The review found that, in an attempt to navigate the difficulties and risks posed by the pandemic, many businesses reduced or cancelled bonuses and incentives (35% of respondents), cut salaries (33%), introduced longer working hours (25%) and reduced their staff complement, likely via retrenchments and redundancies (24%). The knock-on effect of these sudden and unexpected developments had a profoundly negative impact on employee morale.

However, Honeyman believes that in the wake of the pandemic, as conditions in the workplace return to a more favourable place, the tide is slowly turning. As he continues: “the review found that some improvement in the mental state of South African employees was already evident in 2021, when compared to the previous year. And with client payrolls now returning to pre-pandemic levels (after contracting by 25% in 2020), we forecast that evidence of the toll of the pandemic on workplaces is gradually diminishing.”

After a considerable reduction, due to fewer sporting injuries and motor vehicle accidents at the height of the pandemic in 2020, the upward trend in A&H claims has resumed.
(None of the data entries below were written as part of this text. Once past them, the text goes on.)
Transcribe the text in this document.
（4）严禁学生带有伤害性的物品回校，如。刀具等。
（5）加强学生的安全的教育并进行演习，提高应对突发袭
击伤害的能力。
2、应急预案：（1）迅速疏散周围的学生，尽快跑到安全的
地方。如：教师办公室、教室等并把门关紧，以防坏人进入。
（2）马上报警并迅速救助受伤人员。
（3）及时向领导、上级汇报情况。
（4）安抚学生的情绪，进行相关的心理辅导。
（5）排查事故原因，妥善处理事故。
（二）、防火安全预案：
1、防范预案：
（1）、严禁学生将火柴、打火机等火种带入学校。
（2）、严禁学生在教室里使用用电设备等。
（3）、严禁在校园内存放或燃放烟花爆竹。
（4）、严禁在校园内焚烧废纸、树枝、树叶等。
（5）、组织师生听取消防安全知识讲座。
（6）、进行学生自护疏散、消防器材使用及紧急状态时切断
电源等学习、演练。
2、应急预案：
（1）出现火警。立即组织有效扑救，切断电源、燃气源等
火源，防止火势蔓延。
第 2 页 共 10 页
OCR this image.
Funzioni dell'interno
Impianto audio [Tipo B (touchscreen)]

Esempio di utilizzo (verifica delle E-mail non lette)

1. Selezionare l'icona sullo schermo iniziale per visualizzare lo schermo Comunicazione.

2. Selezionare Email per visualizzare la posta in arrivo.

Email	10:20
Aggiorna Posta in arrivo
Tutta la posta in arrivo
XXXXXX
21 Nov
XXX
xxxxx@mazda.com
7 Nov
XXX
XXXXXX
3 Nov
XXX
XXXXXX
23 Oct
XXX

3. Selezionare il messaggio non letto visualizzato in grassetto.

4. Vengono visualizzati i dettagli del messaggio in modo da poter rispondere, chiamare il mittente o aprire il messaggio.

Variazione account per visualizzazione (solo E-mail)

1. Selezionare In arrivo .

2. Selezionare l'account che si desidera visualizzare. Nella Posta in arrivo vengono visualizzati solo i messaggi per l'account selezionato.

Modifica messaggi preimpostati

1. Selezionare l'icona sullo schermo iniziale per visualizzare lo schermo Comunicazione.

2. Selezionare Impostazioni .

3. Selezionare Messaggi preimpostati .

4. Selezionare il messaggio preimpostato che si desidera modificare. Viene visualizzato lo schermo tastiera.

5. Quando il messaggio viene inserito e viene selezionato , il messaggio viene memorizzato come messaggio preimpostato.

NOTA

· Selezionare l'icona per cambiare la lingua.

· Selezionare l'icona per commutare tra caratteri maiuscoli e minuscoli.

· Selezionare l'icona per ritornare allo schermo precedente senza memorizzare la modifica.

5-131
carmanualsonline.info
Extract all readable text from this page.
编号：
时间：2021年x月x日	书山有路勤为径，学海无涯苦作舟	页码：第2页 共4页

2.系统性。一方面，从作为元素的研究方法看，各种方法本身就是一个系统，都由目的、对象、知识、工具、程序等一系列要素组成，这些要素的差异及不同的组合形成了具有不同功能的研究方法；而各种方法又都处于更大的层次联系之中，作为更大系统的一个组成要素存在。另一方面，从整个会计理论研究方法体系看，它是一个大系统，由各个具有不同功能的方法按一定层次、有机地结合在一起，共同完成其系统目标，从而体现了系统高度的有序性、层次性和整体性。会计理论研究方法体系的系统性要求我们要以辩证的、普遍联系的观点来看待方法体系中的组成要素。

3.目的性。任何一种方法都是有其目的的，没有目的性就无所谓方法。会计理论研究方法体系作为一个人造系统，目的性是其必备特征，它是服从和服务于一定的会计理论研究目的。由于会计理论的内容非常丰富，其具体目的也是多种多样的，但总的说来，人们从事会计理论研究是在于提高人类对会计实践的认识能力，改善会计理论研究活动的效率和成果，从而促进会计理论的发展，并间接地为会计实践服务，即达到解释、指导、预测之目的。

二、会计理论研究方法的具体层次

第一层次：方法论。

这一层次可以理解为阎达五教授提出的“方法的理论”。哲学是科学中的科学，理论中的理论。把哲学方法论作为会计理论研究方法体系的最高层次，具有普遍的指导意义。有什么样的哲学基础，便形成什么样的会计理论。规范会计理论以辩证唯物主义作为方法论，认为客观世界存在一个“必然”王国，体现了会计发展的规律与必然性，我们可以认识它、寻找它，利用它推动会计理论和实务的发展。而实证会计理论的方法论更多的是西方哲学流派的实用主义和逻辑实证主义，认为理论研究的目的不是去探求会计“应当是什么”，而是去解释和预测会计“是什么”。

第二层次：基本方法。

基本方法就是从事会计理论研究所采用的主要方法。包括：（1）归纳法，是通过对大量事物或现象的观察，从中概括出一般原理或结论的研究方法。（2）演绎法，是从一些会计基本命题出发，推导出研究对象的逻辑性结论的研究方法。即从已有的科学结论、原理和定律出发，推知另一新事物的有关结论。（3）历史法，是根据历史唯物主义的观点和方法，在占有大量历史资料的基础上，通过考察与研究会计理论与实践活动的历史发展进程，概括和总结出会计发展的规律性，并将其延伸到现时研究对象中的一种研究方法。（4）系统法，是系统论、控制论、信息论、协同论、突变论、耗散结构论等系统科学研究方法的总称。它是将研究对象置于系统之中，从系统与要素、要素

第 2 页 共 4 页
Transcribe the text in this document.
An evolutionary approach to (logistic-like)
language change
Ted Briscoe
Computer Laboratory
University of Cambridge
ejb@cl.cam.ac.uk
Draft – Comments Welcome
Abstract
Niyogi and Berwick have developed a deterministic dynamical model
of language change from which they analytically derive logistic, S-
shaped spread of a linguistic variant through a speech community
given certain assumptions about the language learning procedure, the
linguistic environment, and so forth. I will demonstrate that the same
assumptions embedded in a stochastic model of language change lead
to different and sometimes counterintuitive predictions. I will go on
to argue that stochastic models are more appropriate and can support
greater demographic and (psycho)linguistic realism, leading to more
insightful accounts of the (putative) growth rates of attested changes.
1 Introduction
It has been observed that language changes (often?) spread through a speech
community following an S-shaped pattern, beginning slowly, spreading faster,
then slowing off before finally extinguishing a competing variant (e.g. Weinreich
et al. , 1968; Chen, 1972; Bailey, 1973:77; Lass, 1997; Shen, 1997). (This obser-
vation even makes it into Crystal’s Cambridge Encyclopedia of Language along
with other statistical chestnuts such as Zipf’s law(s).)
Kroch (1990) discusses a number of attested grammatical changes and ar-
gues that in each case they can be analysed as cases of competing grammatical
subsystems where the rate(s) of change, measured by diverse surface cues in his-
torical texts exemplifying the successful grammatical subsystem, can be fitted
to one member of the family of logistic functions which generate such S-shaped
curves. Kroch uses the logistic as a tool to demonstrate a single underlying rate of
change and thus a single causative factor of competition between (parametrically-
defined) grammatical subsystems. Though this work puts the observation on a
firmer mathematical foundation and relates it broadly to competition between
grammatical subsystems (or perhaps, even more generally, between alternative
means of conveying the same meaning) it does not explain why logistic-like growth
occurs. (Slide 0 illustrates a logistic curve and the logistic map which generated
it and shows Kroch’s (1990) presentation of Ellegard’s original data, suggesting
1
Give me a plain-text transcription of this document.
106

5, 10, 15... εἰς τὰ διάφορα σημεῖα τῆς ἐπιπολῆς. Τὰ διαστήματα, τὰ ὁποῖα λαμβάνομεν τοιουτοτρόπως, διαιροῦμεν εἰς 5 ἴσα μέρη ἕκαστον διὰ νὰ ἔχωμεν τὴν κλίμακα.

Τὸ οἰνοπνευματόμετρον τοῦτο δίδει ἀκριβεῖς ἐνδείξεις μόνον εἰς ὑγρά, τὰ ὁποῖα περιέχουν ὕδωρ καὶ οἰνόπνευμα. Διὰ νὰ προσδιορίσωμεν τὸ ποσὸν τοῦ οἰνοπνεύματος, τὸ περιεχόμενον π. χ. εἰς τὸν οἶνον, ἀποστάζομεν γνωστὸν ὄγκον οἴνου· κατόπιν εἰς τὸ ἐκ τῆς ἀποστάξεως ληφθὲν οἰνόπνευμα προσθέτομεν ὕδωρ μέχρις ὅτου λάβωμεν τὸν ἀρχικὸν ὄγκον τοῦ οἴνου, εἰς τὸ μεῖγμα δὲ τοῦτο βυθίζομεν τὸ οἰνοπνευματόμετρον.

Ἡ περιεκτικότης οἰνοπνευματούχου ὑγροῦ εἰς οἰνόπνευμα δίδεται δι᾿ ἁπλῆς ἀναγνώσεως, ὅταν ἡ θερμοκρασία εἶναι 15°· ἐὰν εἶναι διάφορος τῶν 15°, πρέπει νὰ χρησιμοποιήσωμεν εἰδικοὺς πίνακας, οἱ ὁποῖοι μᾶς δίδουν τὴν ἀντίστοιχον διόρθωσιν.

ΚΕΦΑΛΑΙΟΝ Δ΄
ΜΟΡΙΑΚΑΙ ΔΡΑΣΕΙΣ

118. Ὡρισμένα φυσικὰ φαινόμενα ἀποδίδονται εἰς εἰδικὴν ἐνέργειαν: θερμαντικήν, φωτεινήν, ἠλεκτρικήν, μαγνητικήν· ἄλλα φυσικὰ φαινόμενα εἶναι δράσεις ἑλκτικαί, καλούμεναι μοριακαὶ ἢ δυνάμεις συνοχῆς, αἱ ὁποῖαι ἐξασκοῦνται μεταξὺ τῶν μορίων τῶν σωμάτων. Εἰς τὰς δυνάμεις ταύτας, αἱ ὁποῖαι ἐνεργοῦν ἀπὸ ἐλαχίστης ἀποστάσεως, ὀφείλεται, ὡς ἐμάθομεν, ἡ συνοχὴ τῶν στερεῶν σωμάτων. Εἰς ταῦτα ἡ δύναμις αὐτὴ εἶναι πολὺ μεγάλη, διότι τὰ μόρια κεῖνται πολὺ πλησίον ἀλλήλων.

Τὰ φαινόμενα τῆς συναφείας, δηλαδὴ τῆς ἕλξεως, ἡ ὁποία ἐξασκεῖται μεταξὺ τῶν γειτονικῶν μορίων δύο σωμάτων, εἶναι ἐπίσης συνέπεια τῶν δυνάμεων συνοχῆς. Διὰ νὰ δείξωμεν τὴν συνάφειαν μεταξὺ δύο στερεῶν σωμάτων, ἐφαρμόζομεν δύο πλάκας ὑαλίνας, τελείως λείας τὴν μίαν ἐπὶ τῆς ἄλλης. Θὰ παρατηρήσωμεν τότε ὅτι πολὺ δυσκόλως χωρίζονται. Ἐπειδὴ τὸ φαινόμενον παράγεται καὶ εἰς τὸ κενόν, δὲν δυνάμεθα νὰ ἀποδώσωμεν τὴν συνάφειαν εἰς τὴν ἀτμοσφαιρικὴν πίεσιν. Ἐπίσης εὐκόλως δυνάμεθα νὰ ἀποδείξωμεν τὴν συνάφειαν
With accidents related to mental health issues on the steady decrease, several other factors will continue to influence claim volumes heading into 2022. These include a notable uptick in motor accidents and crime-related incidents.

These developments are indicative of an ever-changing and evolving risk landscape – one in which short-term A&H cover for South African businesses will continue to play a key role in risk management strategies across sectors.

As Honeyman concludes: “considering that in today’s business environment, employees remain with an employer for an average of three to five years, we expect to see more companies choosing short-term A&H cover as a way of adapting to South Africa’s changing socioeconomic environment and protecting their businesses from new and emerging risks.”